Carbon dioxide released anywhere at all in the world increases the atmospheric burden – globally. Any amount of coal burnt in Australia proportionately increases global warming – permanently.
It is not just the Coalition denying science. Plenty of us on the Left desperately want to believe that a small rate of gas burning will have no effect. However, while we continue to emit anything at all, the average global temperature will continue to rise. That is why we must decarbonise completely. The later it takes to eradicate fossil fuels worldwide, the hotter the world will remain – permanently.
Totally agreed Roger. We differ on our opinions on the best way to get there, but not in our intent. Personally, if I thought your preferred nuclear power option was viable I would go there, and vote accordingly.
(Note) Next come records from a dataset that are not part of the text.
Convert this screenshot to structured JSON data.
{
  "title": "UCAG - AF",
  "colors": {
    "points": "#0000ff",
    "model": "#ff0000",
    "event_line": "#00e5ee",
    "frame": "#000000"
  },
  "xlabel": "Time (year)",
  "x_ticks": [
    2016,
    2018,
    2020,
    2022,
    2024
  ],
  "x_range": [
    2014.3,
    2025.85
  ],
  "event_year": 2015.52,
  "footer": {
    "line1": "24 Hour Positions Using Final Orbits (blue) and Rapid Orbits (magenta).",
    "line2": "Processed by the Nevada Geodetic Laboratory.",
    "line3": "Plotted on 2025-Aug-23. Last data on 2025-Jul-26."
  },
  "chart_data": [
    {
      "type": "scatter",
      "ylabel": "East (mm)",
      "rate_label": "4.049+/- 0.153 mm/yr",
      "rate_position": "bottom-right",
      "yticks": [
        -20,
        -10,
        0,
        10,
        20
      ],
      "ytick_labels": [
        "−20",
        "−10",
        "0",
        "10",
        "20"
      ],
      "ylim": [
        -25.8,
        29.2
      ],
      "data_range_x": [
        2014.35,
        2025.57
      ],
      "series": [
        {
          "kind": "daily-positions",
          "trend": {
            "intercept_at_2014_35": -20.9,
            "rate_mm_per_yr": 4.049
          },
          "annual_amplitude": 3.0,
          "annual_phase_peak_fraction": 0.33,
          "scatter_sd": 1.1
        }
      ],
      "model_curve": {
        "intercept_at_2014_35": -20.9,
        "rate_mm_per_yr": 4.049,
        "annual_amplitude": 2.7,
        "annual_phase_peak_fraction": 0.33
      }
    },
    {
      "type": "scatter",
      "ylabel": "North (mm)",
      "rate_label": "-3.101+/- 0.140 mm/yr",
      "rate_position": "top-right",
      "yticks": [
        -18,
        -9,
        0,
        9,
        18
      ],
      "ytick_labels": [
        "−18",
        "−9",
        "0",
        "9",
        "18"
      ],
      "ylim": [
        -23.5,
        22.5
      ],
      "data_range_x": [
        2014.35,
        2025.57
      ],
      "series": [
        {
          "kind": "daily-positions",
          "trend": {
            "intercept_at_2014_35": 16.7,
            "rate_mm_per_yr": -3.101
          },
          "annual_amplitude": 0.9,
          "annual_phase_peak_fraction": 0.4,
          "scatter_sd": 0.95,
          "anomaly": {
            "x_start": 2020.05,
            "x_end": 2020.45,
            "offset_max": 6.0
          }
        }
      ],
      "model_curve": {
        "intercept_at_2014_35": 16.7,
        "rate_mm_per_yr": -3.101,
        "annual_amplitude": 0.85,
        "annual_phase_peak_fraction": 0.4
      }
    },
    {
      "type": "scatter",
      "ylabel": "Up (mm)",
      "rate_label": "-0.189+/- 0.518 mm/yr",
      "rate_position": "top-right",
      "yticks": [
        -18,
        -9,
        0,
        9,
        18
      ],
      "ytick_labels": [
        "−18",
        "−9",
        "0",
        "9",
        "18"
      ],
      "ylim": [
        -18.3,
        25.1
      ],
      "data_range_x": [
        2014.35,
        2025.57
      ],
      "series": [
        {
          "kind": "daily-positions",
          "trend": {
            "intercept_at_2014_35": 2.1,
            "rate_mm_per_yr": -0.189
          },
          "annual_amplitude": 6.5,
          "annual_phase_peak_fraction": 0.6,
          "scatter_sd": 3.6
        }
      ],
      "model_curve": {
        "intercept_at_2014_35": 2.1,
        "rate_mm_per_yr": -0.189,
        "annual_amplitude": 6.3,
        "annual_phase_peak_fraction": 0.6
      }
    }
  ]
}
The only reason I prefer renewable solutions is that I think them more viable.
“The Coal Miner’s Hawker”.
…. What’s that Gold Coast bolt-hole/real estate portfolio, she used our $tax to travel to buy when a previous “Minister for Health and Entitlement(?)”, worth now? … “Hinterland” – well back from the ocean of course.
…. I guess we should be thankful there wasn’t more money in asbestos?
And, looking at it from their egomaniacal perspective, it’s not as though these politicians whittling away at these mortal policies (on behalf of their fossil fuel sponsor donors) will still be around when these their grotesque, monstrous chickens come home to roost and kick the bejesus out of those that remain, but their kids probably will.
Well her upbringing was ‘entitled’ and when moving to Australia daddy dearest did end up in the then notorious (and still are) Comm Police.